ATI RN
ATI Exit Exam 2023 Quizlet
1. A nurse is planning to teach a group of clients about preventing low back pain. Which of the following information should the nurse include?
- A. Wear low-heeled shoes.
- B. Elevate the legs while sitting.
- C. Engage in prolonged sitting to rest the back muscles.
- D. Sleep on a soft mattress to prevent strain on the back.
Correct answer: A
Rationale: The correct answer is A: 'Wear low-heeled shoes.' Wearing low-heeled shoes helps prevent back strain by promoting proper posture. High heels can cause an imbalance in the body's alignment, leading to increased stress on the lower back. Choices B, C, and D are incorrect. Elevating the legs while sitting can help with circulation but does not directly prevent low back pain. Engaging in prolonged sitting can actually contribute to low back pain due to decreased muscle activity and increased pressure on the spine. Sleeping on a soft mattress may not provide adequate support for the back, potentially worsening back pain instead of preventing it.
2. A nurse is assessing a client who has a potassium level of 3.0 mEq/L. Which of the following findings should the nurse expect?
- A. Diarrhea
- B. Muscle weakness
- C. Hypertension
- D. Bradycardia
Correct answer: B
Rationale: Muscle weakness is a common finding in clients with hypokalemia, as potassium is essential for proper muscle function. Diarrhea (choice A) is more commonly associated with hyperkalemia rather than hypokalemia. Hypertension (choice C) is not typically a direct result of low potassium levels. Bradycardia (choice D) is more commonly associated with hyperkalemia, not hypokalemia.
3. What is the priority intervention for a patient presenting with chest pain?
- A. Administer aspirin
- B. Administer nitroglycerin
- C. Reposition the patient
- D. Prepare for surgery
Correct answer: A
Rationale: The correct answer is to administer aspirin. Administering aspirin is a priority intervention for a patient presenting with chest pain because it helps reduce the risk of further clot formation and improves oxygenation. Aspirin is commonly used in the initial management of suspected cardiac chest pain. Administering nitroglycerin can follow aspirin administration to help with vasodilation. Repositioning the patient or preparing for surgery are not the primary interventions for chest pain presentation.
4. A nurse is caring for a client who has a fecal impaction.
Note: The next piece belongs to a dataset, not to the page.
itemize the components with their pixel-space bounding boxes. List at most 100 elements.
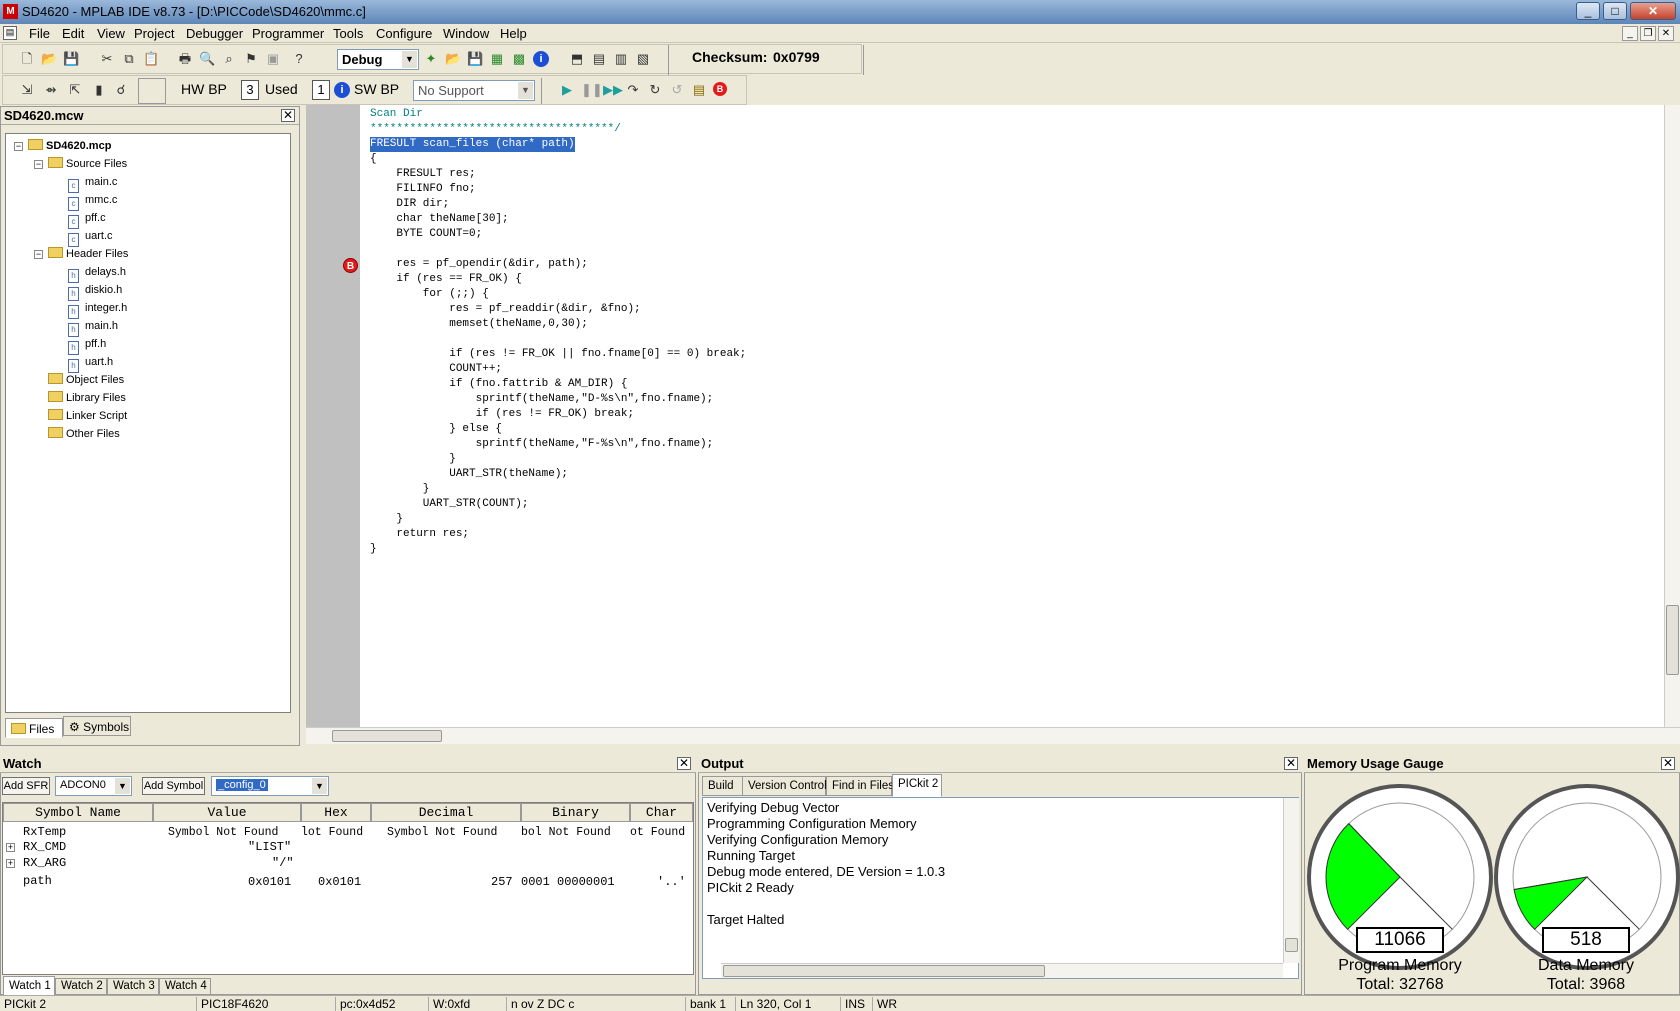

Which action should the nurse take when digitally evacuating the stool?
- A. Insert a lubricated gloved finger and advance along the rectal wall
- B. Apply lubricant and stimulate peristalsis
- C. Apply pressure to the abdomen to assist with removal
- D. Increase fluid intake before the procedure
Correct answer: A
Rationale: The correct action when digitally evacuating a fecal impaction is to insert a lubricated gloved finger and advance along the rectal wall. This technique helps prevent trauma and effectively dislodge the impacted stool. Choice B, applying lubricant and stimulating peristalsis, is incorrect as it does not directly address the evacuation of the impacted stool. Choice C, applying pressure to the abdomen, is inappropriate and may cause discomfort or harm to the client. Choice D, increasing fluid intake before the procedure, is not directly related to the immediate evacuation of the fecal impaction.
5. Nurses caring for four clients. Which of the following client data should the nurse report to the provider?
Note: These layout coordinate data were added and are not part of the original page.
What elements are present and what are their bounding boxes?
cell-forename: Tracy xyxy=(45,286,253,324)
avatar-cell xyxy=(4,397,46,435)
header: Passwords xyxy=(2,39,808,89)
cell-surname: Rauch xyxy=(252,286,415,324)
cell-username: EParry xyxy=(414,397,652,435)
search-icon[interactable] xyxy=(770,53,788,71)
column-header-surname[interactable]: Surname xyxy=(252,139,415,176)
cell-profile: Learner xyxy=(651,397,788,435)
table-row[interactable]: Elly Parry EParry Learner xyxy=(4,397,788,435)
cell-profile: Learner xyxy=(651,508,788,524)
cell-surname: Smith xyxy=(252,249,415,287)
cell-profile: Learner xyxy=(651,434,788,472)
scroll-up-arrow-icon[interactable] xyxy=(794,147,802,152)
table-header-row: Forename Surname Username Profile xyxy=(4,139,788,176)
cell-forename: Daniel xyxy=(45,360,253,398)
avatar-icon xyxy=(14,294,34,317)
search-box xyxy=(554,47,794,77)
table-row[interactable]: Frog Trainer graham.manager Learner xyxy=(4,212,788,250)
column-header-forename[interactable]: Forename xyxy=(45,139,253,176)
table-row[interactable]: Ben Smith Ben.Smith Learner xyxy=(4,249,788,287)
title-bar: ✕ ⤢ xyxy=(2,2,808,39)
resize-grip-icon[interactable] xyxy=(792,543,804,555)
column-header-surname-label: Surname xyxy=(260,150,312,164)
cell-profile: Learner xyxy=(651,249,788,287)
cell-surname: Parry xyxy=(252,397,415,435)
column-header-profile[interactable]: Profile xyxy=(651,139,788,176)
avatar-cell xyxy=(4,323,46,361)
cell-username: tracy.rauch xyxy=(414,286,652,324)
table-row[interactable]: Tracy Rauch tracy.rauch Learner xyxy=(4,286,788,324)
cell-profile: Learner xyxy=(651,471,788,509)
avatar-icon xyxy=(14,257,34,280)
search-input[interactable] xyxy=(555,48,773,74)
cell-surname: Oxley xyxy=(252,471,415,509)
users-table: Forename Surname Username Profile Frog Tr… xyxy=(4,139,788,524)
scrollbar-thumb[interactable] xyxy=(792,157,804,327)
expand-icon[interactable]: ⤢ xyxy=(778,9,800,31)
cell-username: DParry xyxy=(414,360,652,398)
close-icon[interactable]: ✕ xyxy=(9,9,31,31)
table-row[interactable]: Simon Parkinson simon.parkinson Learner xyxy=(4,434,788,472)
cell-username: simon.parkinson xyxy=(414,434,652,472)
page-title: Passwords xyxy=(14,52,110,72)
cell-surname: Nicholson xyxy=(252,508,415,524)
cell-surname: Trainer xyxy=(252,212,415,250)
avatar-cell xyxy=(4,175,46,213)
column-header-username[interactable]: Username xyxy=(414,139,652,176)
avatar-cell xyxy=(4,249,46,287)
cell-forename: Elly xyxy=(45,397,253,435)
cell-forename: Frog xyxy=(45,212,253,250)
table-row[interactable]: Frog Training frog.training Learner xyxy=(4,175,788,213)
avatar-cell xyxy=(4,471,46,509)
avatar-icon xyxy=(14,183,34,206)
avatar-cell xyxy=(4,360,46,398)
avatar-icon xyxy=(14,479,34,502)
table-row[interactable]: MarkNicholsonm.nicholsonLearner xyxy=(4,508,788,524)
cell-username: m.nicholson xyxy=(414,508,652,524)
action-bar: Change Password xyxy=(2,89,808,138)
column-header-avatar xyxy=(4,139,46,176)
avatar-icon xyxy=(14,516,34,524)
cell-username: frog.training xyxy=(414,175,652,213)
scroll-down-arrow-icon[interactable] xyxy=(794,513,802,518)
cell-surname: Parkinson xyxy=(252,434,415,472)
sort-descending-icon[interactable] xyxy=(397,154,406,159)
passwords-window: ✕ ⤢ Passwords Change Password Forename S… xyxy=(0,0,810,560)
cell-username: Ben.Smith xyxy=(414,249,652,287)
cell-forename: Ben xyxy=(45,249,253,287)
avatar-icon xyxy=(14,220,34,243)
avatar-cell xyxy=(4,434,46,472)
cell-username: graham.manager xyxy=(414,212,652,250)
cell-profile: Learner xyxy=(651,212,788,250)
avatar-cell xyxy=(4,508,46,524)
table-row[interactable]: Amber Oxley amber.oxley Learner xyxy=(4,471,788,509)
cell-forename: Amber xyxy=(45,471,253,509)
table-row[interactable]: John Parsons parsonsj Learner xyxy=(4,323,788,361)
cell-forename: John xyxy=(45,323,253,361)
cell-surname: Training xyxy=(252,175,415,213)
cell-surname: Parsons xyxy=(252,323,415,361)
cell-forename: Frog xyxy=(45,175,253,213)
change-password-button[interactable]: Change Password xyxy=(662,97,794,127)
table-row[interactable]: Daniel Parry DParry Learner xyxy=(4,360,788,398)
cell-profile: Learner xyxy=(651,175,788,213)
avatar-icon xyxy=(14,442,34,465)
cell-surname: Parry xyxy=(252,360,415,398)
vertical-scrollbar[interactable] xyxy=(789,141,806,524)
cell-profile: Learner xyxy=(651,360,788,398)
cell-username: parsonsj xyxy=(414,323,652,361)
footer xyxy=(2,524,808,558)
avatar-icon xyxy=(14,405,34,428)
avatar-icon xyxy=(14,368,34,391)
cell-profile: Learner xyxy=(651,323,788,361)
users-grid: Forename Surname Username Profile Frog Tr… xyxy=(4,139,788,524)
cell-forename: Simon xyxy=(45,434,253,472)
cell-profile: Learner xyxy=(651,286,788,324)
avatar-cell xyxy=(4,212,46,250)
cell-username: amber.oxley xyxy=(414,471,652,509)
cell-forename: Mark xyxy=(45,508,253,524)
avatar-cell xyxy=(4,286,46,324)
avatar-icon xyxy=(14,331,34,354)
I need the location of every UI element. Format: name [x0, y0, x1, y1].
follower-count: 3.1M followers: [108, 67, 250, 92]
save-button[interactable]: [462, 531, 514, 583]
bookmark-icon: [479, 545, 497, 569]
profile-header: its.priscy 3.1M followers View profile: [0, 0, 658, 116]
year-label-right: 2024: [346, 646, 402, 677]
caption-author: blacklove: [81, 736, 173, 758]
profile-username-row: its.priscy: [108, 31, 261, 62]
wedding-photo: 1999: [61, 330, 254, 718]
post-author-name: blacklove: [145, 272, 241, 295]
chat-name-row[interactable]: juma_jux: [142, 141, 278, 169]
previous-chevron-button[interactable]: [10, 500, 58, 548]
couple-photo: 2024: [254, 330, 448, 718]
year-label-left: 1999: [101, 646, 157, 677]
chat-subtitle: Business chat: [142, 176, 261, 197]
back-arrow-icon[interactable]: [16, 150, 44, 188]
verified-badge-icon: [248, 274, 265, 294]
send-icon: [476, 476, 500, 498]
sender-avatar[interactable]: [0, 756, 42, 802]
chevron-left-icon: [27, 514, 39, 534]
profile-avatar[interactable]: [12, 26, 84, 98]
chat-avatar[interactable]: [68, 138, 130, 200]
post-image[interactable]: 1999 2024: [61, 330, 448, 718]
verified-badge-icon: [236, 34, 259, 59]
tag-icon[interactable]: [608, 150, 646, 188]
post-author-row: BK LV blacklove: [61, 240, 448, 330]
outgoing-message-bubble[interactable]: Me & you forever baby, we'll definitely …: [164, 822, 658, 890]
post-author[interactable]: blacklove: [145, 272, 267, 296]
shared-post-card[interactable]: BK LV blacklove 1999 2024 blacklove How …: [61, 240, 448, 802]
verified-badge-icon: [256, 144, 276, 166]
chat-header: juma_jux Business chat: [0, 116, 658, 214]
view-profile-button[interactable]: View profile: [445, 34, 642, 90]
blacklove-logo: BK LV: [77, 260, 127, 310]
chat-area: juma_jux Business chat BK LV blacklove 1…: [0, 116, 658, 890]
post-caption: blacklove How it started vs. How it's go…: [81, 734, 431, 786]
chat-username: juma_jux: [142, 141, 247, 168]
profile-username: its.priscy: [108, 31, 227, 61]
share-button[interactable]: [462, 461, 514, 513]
- A. A client who has pleurisy and reports pain of 6 on a scale of 0 to 10 when coughing
- B. Client drained a total of 110 mL of serosanguineous fluid from the Jackson Pratt drain within the first 24 hours following surgery
- C. Client who is 4 hours postoperative and has a heart rate of 98 per minute
- D. The client has a prescription for chemotherapy and an absolute neutrophil count of 75/mm3
Correct answer: D
Rationale: The correct answer is D. The client with chemotherapy and a low neutrophil count is at risk for infection and requires prompt intervention. Reporting this information to the provider is crucial to ensure appropriate monitoring and management to prevent potential complications. Choices A, B, and C do not indicate an immediate risk that requires immediate provider notification. A client reporting pain with pleurisy, a client draining fluid post-surgery, or a client with a heart rate of 98 per minute postoperative are not urgent enough to warrant immediate reporting compared to the client at risk for infection.